Enquanto a grávida Ingeri personifica o primitivismo e as falhas da natureza humana, o contraponto é a virgem cristã Karin (Birgitta Pettersson), a quem Bergman realça a beleza, transformando-a em um ícone de perfeição, pureza e inocência. Venerada pelos pais Töre (Max von Sydow) e Märeta (Birgitta Valberg), Karin consegue, inconscientemente, fazer com que a mãe odeie o pai. A justificativa é a identificação da filha com a figura paterna.
Os atos dos personagens parecem determinados por uma cortina de fé absoluta, às raias do fanatismo. Mas tudo começa a mudar quando Töre pede a Karin para levar velas para a missa. Ao longo da viagem, a frágil donzela é ludibriada por um grupo de pastores pagãos que a contagia com boa música campesina. Mais tarde, se revelam criminosos e a moça é estuprada e assassinada de forma impiedosa.
O crime acontece na primavera, que marca o fim de um período de trevas, segundo o folclore escandinavo. Conforme a estação do ano ilumina a natureza, transformando tudo em um paraíso multicolorido, o sacrifício de Karin joga luz sobre os maiores defeitos de uma família cristã. A antológica cena em que o pastor pagão esmaga as velas da jovem virgem é uma metáfora sobre a rejeição do cristianismo por uma parcela da população sueca.
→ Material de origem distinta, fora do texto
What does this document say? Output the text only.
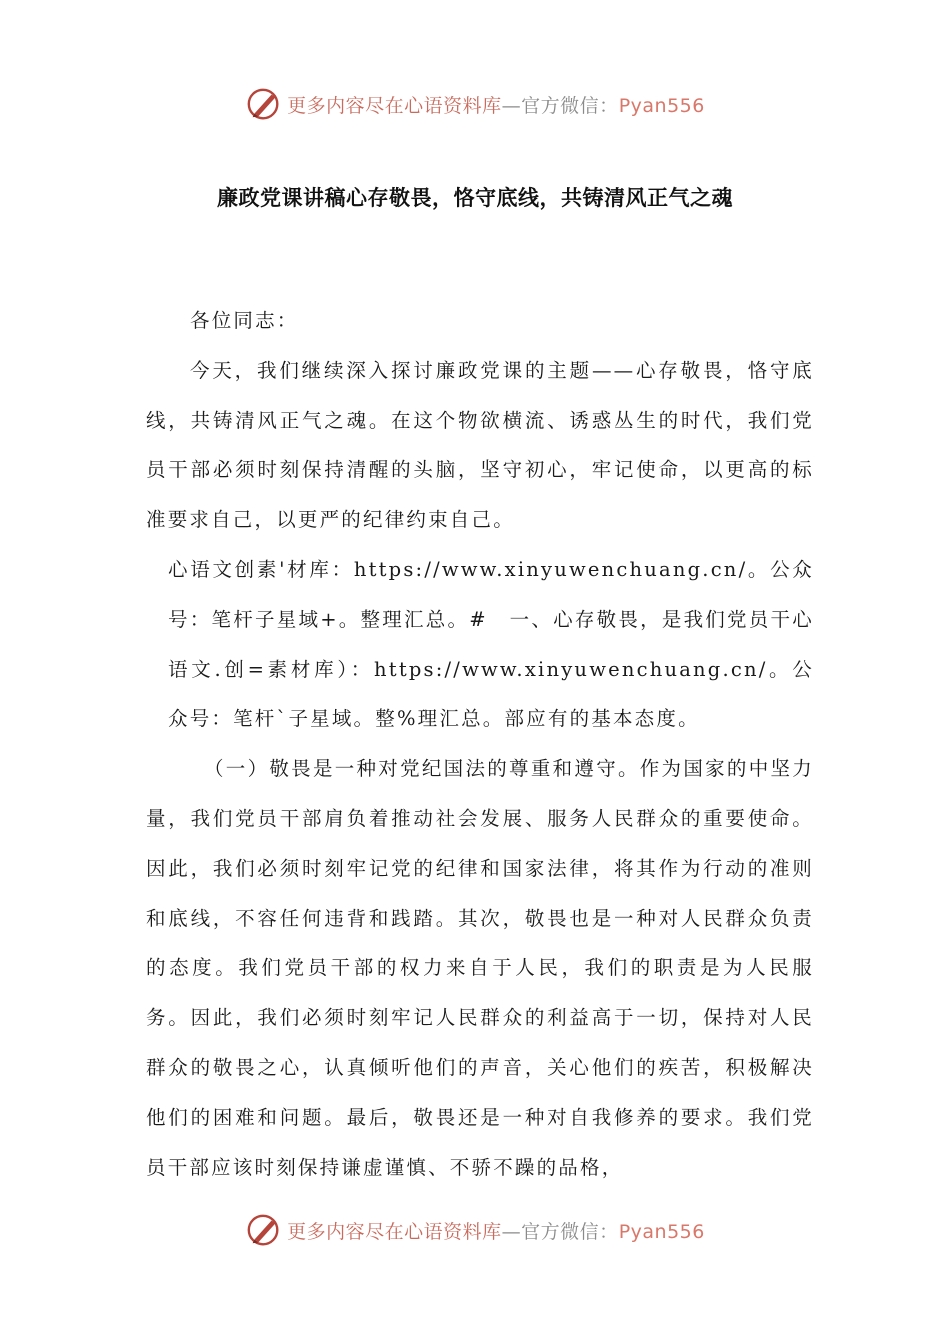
更多内容尽在心语资料库—官方微信：Pyan556
廉政党课讲稿心存敬畏，恪守底线，共铸清风正气之魂

各位同志：

今天，我们继续深入探讨廉政党课的主题——心存敬畏，恪守底线，共铸清风正气之魂。在这个物欲横流、诱惑丛生的时代，我们党员干部必须时刻保持清醒的头脑，坚守初心，牢记使命，以更高的标准要求自己，以更严的纪律约束自己。

心语文创素'材库：https://www.xinyuwenchuang.cn/。公众号：笔杆子星域+。整理汇总。#　一、心存敬畏，是我们党员干心语文.创=素材库）：https://www.xinyuwenchuang.cn/。公众号：笔杆`子星域。整%理汇总。部应有的基本态度。

（一）敬畏是一种对党纪国法的尊重和遵守。作为国家的中坚力量，我们党员干部肩负着推动社会发展、服务人民群众的重要使命。因此，我们必须时刻牢记党的纪律和国家法律，将其作为行动的准则和底线，不容任何违背和践踏。其次，敬畏也是一种对人民群众负责的态度。我们党员干部的权力来自于人民，我们的职责是为人民服务。因此，我们必须时刻牢记人民群众的利益高于一切，保持对人民群众的敬畏之心，认真倾听他们的声音，关心他们的疾苦，积极解决他们的困难和问题。最后，敬畏还是一种对自我修养的要求。我们党员干部应该时刻保持谦虚谨慎、不骄不躁的品格，

更多内容尽在心语资料库—官方微信：Pyan556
Jungfrukällan é um filme que impressiona pela expressividade do elenco e por propor dúvidas de ordem metafísica. Bergman aborda fé, morte e redenção em um contexto onde há momentos em que os personagens mesmo calados e imóveis transmitem sentimentos. Em contrariedade, também os apresenta frios e protegidos por uma formalidade que visa manter as aparências e velar as imperfeições.